TIME reports that the film was inspired in large part by Gibson’s work with the the Mirador Basin Project (an effort to preserve a large swath of rain forest and its Maya ruins in Guatemala). As Gibson and co-writer Farhad Safinia looked into Maya myths of creation and destruction and research indicating that “ecological abuse and war-mongering” were major contributors to the Maya’s collapse, a story began to take shape—a story its writers believe is very relevant in today’s culture:
Those apocalyptic strains haunt Apocalypto, which takes place in an opulent but decaying Maya kingdom, whose leaders insist that if the gods are not appeased by more temples and human sacrifices, the crops will die. But the writers hope that the larger themes of decline will be a wake-up call. "The parallels between the environmental imbalance and corruption of values that doomed the Maya and what's happening to our own civilization are eerie," says Safinia. Gibson, who insists ideology matters less to him than stories of "penitential hardship" like his Oscar-winning Braveheart, puts it more bluntly: "The fearmongering we depict in this film reminds me a little of President Bush and his guys."Now that's a comment that wasn’t missed by the rest of the media.
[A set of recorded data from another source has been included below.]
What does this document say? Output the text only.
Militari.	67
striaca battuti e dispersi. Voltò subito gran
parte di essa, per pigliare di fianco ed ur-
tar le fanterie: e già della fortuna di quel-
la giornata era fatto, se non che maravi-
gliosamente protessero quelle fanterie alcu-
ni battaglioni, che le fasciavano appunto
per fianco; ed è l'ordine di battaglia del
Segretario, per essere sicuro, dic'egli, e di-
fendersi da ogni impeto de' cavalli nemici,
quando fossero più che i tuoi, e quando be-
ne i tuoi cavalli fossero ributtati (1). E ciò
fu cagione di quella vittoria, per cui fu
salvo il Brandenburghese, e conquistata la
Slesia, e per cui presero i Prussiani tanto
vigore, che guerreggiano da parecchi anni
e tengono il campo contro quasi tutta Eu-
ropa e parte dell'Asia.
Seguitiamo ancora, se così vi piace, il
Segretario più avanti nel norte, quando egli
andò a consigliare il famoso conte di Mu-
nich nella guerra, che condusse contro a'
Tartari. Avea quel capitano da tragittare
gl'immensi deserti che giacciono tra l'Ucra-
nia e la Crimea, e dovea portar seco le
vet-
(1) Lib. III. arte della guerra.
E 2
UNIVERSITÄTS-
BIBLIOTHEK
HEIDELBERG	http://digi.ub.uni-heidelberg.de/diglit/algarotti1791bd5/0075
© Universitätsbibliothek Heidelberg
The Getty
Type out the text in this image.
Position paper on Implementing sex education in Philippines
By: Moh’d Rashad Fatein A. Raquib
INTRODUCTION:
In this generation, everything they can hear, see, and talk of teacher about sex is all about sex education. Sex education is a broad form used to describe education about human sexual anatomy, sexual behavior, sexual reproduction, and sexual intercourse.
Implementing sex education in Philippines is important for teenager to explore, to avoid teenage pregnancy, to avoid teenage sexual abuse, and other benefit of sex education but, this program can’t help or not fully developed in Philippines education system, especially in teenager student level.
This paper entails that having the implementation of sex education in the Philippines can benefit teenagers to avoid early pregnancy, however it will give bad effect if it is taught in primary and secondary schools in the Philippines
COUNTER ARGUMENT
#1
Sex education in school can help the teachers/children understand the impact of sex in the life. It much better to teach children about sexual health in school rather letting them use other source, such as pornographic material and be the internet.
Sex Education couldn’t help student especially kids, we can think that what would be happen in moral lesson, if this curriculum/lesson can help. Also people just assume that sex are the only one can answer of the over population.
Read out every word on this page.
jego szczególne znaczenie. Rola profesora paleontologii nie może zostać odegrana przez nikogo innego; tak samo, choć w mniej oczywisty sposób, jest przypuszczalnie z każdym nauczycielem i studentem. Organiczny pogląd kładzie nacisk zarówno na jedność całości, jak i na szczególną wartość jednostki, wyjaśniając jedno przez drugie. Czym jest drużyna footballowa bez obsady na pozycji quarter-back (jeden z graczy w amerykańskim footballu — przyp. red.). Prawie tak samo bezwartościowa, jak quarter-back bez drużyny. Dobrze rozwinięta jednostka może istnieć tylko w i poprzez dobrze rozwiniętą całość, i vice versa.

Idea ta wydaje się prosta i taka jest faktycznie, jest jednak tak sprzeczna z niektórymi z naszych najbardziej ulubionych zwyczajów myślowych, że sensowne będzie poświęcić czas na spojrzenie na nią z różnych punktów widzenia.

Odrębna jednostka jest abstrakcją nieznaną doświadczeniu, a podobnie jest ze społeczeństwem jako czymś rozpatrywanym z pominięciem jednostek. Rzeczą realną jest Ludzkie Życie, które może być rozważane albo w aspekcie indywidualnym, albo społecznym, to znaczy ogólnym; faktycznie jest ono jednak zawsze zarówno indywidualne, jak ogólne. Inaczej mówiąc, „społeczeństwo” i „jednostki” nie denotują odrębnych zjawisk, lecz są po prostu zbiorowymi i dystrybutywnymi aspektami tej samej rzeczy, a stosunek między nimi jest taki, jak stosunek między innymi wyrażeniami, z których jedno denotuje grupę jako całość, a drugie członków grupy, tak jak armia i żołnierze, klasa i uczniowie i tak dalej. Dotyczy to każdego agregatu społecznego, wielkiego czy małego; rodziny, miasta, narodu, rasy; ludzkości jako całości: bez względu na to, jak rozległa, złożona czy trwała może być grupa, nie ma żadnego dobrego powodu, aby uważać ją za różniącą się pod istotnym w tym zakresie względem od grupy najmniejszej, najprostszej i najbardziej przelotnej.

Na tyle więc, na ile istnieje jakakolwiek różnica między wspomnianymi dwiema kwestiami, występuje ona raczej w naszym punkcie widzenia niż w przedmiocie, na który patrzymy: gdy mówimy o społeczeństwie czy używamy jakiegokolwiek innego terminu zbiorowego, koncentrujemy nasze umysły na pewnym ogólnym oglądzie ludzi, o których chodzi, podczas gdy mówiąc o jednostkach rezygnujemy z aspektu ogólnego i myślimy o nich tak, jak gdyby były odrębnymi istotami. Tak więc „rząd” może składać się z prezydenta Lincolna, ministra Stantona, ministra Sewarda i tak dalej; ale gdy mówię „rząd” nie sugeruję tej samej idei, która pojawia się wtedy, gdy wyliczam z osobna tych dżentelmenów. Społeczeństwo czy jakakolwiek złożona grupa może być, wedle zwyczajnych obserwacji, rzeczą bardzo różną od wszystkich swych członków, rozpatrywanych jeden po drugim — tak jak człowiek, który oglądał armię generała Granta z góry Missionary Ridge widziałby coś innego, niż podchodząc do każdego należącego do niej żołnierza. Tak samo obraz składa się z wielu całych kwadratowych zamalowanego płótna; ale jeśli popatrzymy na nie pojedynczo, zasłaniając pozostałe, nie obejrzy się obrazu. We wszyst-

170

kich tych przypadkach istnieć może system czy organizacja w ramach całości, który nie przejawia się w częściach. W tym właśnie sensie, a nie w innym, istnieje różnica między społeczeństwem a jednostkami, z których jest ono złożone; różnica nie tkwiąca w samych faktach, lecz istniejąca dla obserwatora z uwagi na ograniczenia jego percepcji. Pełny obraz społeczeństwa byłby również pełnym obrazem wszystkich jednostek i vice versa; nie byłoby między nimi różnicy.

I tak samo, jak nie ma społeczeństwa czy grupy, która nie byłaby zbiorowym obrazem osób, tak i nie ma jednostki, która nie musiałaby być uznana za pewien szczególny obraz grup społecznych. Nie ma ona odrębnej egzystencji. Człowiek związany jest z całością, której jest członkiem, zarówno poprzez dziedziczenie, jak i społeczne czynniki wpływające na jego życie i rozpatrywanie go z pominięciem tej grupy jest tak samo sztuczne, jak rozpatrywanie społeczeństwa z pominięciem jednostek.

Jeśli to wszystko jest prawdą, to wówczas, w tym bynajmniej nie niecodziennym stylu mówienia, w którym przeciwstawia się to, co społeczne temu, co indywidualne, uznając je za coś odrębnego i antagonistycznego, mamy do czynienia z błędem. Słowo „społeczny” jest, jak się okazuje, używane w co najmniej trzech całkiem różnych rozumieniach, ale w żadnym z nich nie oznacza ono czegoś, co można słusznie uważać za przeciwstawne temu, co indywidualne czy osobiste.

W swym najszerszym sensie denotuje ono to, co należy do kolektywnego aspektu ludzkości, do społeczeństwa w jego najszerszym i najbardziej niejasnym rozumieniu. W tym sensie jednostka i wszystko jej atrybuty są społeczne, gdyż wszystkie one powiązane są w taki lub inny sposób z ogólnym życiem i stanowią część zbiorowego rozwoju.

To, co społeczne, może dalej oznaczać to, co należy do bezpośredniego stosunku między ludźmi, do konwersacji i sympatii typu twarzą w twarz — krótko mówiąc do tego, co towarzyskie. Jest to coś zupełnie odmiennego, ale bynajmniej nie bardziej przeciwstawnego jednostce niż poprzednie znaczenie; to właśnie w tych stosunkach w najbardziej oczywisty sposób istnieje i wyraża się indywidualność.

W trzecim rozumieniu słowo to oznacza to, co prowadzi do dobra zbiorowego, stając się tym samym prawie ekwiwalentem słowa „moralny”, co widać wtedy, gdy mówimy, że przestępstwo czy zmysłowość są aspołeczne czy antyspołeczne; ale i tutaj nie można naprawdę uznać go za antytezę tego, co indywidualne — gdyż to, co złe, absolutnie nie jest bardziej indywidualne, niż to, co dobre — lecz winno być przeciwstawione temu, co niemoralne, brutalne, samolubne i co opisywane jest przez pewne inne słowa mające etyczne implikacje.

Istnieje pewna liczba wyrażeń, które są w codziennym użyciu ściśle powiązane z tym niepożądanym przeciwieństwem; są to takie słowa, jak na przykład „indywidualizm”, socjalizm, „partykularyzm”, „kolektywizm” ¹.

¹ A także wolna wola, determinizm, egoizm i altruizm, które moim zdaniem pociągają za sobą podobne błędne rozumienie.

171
It’s here, however, that TIME missed a good opportunity to delve a little deeper. What, in particular, is Gibson referring to in that comment? Bush and his administration’s approach to the Iraq War? Or ecology? Or both? And regarding ecology, how did a vocal religious and social conservative—who’s often labeled a conservative Republican in the media—latch onto that theme?
Gibson is an intriguing figure. People assume he’s a conservative Republican, but he’s never labeled himself as such. He is, however, very vocal about religious and social issues. He’s outspoken about and devoted to his Roman Catholic faith, and he’s voiced strong opposition to abortion, birth control, stem cell research, homosexuality and euthanasia (in particular, Terri Schiavo’s case). Gibson is for capital punishment and the right to bear arms, yet, when it comes to the Iraq War, he’s against it. In a 2004 interview, Gibson, usually a Bush supporter, voiced doubts about Bush and the Iraq War.
Now, maybe the TIME reporter didn’t do his homework, but it seems to me that knowing Gibson’s beliefs and background makes his comment all the more interesting. It makes perfect sense to me how a religious and social conservative can also be an advocate for the environment. And it makes sense to me that Gibson, a religious conservative, would create a film that marries ecological threats with the moral decline of civilization. But for many people out there—both liberals and conservatives, secularists and those of faith—those two themes don’t go together.
TIME missed a chance to explore what many perceive as a paradox. Hopefully, someone else will pick up on it. It is the marriage of those two themes that gives us the opportunity to bring lots of God-talk into the open spaces.